Aquella primera vez me perdí la crueldad que muestra Tito Andrónico (Anthony Hopkins) al principio del drama, asesinando a uno de los hijos de su prisionera, Tamora, encarnada por Jessica Lange (bellísima, a sus cincuenta años). Me perdí el momento en que favorece que Saturnino sea proclamado emperador, contrariando así los deseos de Bassiano, novio de su hija Lavinia, y luego intentando entregar a ésta al nuevo emperador, para que se case con ella. En dos jugadas, Tito se gana el rencor de sus enemigos y de sus propios hijos.

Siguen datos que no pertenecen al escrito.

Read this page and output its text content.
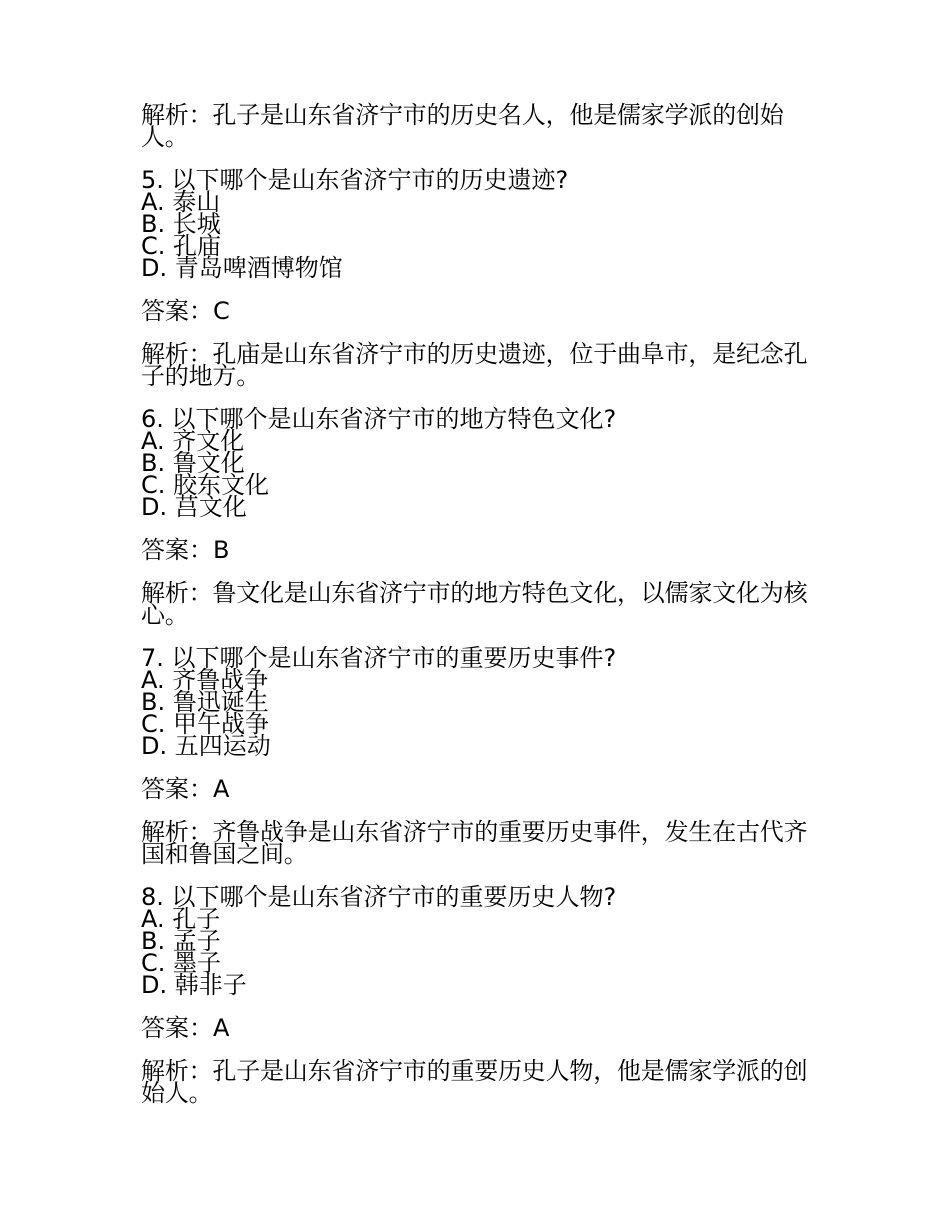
解析：孔子是山东省济宁市的历史名人，他是儒家学派的创始人。

5. 以下哪个是山东省济宁市的历史遗迹?
A. 泰山
B. 长城
C. 孔庙
D. 青岛啤酒博物馆

答案：C

解析：孔庙是山东省济宁市的历史遗迹，位于曲阜市，是纪念孔子的地方。

6. 以下哪个是山东省济宁市的地方特色文化?
A. 齐文化
B. 鲁文化
C. 胶东文化
D. 莒文化

答案：B

解析：鲁文化是山东省济宁市的地方特色文化，以儒家文化为核心。

7. 以下哪个是山东省济宁市的重要历史事件?
A. 齐鲁战争
B. 鲁迅诞生
C. 甲午战争
D. 五四运动

答案：A

解析：齐鲁战争是山东省济宁市的重要历史事件，发生在古代齐国和鲁国之间。

8. 以下哪个是山东省济宁市的重要历史人物?
A. 孔子
B. 孟子
C. 墨子
D. 韩非子

答案：A

解析：孔子是山东省济宁市的重要历史人物，他是儒家学派的创始人。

Una vez dados esos pasos, se activa la maquinaria de la venganza. Pero cuando yo entré en el cine ignoraba las perfidias de Andrónico, sintiendo simpatía por él y aversión por el resto de personajes, que trataban de hacerle la vida imposible. La otra noche vi la película desde el principio. Antes veía a Tito como una víctima y ahora lo veo como un canalla más. De hecho, todos los personajes son viles y sanguinarios. Salvo un niño. Tal vez sea la obra más cruel de Shakespeare. Y la película muestra estos actos en toda su crudeza, aunque algunas oportunas elipsis nos libran del horror: en “Titus” hay numerosos desmembramientos, asesinatos, tortura, una violación, infidelidad, proclamas racistas. En una escena, Andrónico revela a dos prisioneros que les cortará la garganta, y luego machacará sus huesos, y el polvo resultante lo mezclará con su sangre para hacer una masa que le sirva de base para una empanada rellena de sus cabezas, que servirá de festín a la madre de ambos, sin que ella sepa los ingredientes. Para que luego digan que Stephen King es macabro.
La directora, Julie Taymor, es alguien que asume riesgos. Sus películas, basadas en Shakespeare, en Frida Kahlo o en las canciones de The Beatles, son de todo menos convencionales. “Titus” me ha gustado más ahora. Sólo le reprocho algunos desvaríos oníricos y surrealistas que, a mi juicio, pegaban en “Across the Universe”, pero que en Shakespeare están fuera de lugar. Al principio del film, Taymor anuncia que su adaptación “encierra el horror de la tragedia humana, exigiéndonos que examinemos las verdaderas raíces de la violencia y juzguemos sus distintos actos”. “Titus” nos revela cómo es el hombre cuando afloran sus instintos de crueldad y venganza. Capaz de las mayores atrocidades, perfidias y villanías. Los personajes se vengan unos de otros continuamente. Son capaces de todo con tal de desquitarse. Con tal de aplastar al enemigo. Lo de “Titus” no es fantasía. Ocurre.